И звуки, и краски — страница 6 из 21

С пятилетней сестрой на руках, сама девочка, Сейя с островов все же вырвалась. Свет не без добрых людей — помогли устроиться на сухогруз, идущий до материка. Списавшись с судна на материке, несколько дней моталась по вокзалу, пытаясь достать билеты на поезд. «И почему так надо было туда, где родилась? — с удивлением спрашивала себя Сейя. — И не птицы, а поди вот… Себя отдала, чтоб доехать. Снасильничали, да и пустили в почтовый вагон. Так и доехала, мать твою довезла. Забавная была девчонка Ло. Смышленая. Скажешь: „Тихо!“ — замрет, не двинется, пока не скажешь: „Ушли!“ И не дышит вроде… Такая забавная…»

Беско слушал, наливаясь ужасом. Покачиваясь на лавке, он просидел всю ночь, понимая, что в эту ночь в нем безвозвратно что-то сломалось.

О войне Сейя говорила скупо. И совсем не так, как рассказывали фильмы. В рассказах тетки война представлялась отвратительной и грязной работой, а совсем не тем местом, где люди с охотой умирали за Режим и за Великих Старцев.

С фронта она вернулась без ноги и беременной. Рожала в том же госпитале, где долечивалась после ранения. Об отце Беско вспоминала с уважением. Это был врач, намного старше матери Беско, он помог Сейе устроиться санитаркой в больницу, справил ей приличный протез. Потом грянула беда. Отца Лена забрали прямо из больницы: ждали у дверей операционной, не заглушив даже мотора автомобиля. Лойю Лен — мать Беско забрали через неделю. Никакие уговоры, что баба на сносях, не действовали. Да и кого было уговаривать. Оставя Фалько на попечение подруги, Сейя пустилась в очередной раз в ссылку. На этот раз уже в качестве «вольнослушателя». Помогали свидетельства о военных наградах, инвалидность, да нужная специальность медицинской сестры. «Где нет врача — там и нянечка хирург», — проговорила Сейя задумавшись. И было непонятно, принадлежит ли афоризм ей самой, или рожден тем временем и той ситуацией.

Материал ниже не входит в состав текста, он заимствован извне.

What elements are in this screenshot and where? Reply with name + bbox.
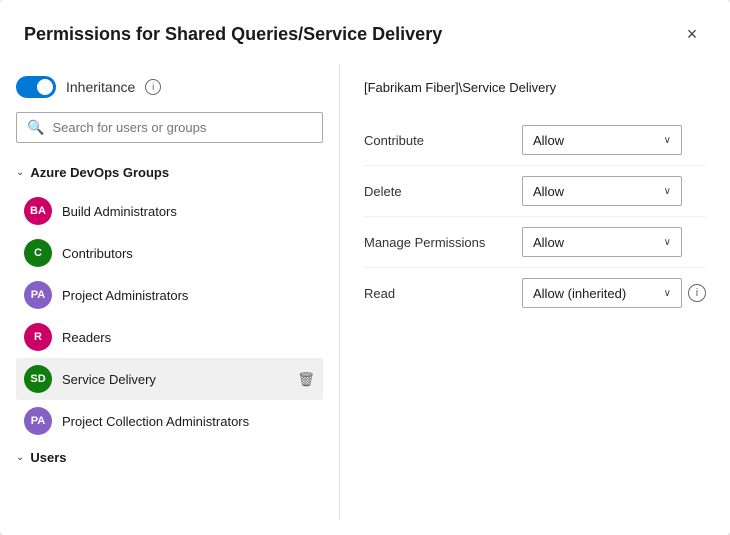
group-item-label: Project Collection Administrators (62, 414, 315, 429)
users-section[interactable]: ⌄ Users (16, 442, 323, 469)
permission-select[interactable]: Allow ∨ (522, 176, 682, 206)
select-chevron-icon: ∨ (664, 288, 671, 299)
avatar: R (24, 323, 52, 351)
dialog-body: Inheritance i 🔍 ⌄ Azure DevOps Groups BA… (0, 64, 730, 535)
permission-select-wrapper: Allow ∨ (522, 227, 706, 257)
avatar: PA (24, 407, 52, 435)
dialog-header: Permissions for Shared Queries/Service D… (0, 0, 730, 64)
permission-label: Read (364, 286, 514, 301)
avatar: C (24, 239, 52, 267)
search-icon: 🔍 (27, 119, 44, 136)
select-chevron-icon: ∨ (664, 186, 671, 197)
left-panel: Inheritance i 🔍 ⌄ Azure DevOps Groups BA… (0, 64, 340, 519)
select-value: Allow (533, 235, 656, 250)
permission-row: Read Allow (inherited) ∨ i (364, 268, 706, 318)
avatar: BA (24, 197, 52, 225)
permission-row: Manage Permissions Allow ∨ (364, 217, 706, 268)
avatar: PA (24, 281, 52, 309)
permission-row: Delete Allow ∨ (364, 166, 706, 217)
inheritance-row: Inheritance i (16, 76, 323, 98)
close-button[interactable]: × (678, 20, 706, 48)
permission-label: Manage Permissions (364, 235, 514, 250)
group-item[interactable]: PA Project Collection Administrators (16, 400, 323, 442)
inheritance-toggle[interactable] (16, 76, 56, 98)
search-box[interactable]: 🔍 (16, 112, 323, 143)
azure-devops-groups-header[interactable]: ⌄ Azure DevOps Groups (16, 159, 323, 186)
permission-select-wrapper: Allow (inherited) ∨ i (522, 278, 706, 308)
dialog-title: Permissions for Shared Queries/Service D… (24, 24, 442, 45)
group-list: BA Build Administrators C Contributors PA Pro… (16, 190, 323, 442)
permission-select[interactable]: Allow ∨ (522, 125, 682, 155)
group-item-label: Project Administrators (62, 288, 315, 303)
group-item-label: Service Delivery (62, 372, 287, 387)
group-item[interactable]: R Readers (16, 316, 323, 358)
permission-info-icon[interactable]: i (688, 284, 706, 302)
users-chevron-icon: ⌄ (16, 452, 24, 463)
group-item[interactable]: PA Project Administrators (16, 274, 323, 316)
search-input[interactable] (52, 120, 312, 135)
select-value: Allow (inherited) (533, 286, 656, 301)
inheritance-label: Inheritance (66, 79, 135, 95)
permission-select-wrapper: Allow ∨ (522, 176, 706, 206)
permission-select-wrapper: Allow ∨ (522, 125, 706, 155)
permission-row: Contribute Allow ∨ (364, 115, 706, 166)
rp-context-title: [Fabrikam Fiber]\Service Delivery (364, 80, 706, 95)
delete-icon[interactable]: 🗑 (297, 371, 315, 388)
permission-select[interactable]: Allow (inherited) ∨ (522, 278, 682, 308)
users-label: Users (30, 450, 66, 465)
group-item-label: Build Administrators (62, 204, 315, 219)
select-chevron-icon: ∨ (664, 135, 671, 146)
inheritance-info-icon[interactable]: i (145, 79, 161, 95)
select-value: Allow (533, 133, 656, 148)
group-item-label: Readers (62, 330, 315, 345)
permissions-list: ContributeAllow∨DeleteAllow∨Manage Permi… (364, 115, 706, 318)
groups-section-label: Azure DevOps Groups (30, 165, 169, 180)
select-value: Allow (533, 184, 656, 199)
group-item[interactable]: C Contributors (16, 232, 323, 274)
permission-label: Contribute (364, 133, 514, 148)
select-chevron-icon: ∨ (664, 237, 671, 248)
permission-label: Delete (364, 184, 514, 199)
group-item[interactable]: SD Service Delivery 🗑 (16, 358, 323, 400)
permission-select[interactable]: Allow ∨ (522, 227, 682, 257)
right-panel: [Fabrikam Fiber]\Service Delivery Contri… (340, 64, 730, 519)
permissions-dialog: Permissions for Shared Queries/Service D… (0, 0, 730, 535)
groups-chevron-icon: ⌄ (16, 167, 24, 178)
avatar: SD (24, 365, 52, 393)
group-item-label: Contributors (62, 246, 315, 261)
group-item[interactable]: BA Build Administrators (16, 190, 323, 232)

Лойя умерла на руках у сестры, родив Беско. И вновь, но теперь уже не пятнадцатилетней девчонкой, а тридцатилетней, все повидавшей женщиной, Сейя проделала путь спасения. Спасенной душой на этот раз был Беско. Как удалось ей выходить грудника в условиях послевоенных дорог, никому неведомо. Не сочла нужным говорить об этом и сама Сейя. Кашель вновь начал душить ее. Рассказ давался Сейе все с большим трудом, да и сам по себе подошел к концу.

Рассказав все, что позволили силы, Сейя потеряла всякий интерес к жизни и последние два дня не проронила ни слова, хотя и была в полнейшем сознании. И видно было, что не оставляет ее сложнейшая работа мысли. Так, словно думая, расплачивалась сама с собой за часы, проведенные в пьяном бессмыслии…

…Курс зашевелился, закрыл кто тетради, кто книги, а кто кожаные створки игры «О-ду». Арифмометр откашлявшись, стопочкой сложил затрепанные пожелтевшие тетради в чехольчик, чехольчик застегнул и спрятал в кожаную сумку с протертыми до дыр боковинами; после чего с любовью раскрыл журнал Гимнов и взмахнул дирижерской палочкой.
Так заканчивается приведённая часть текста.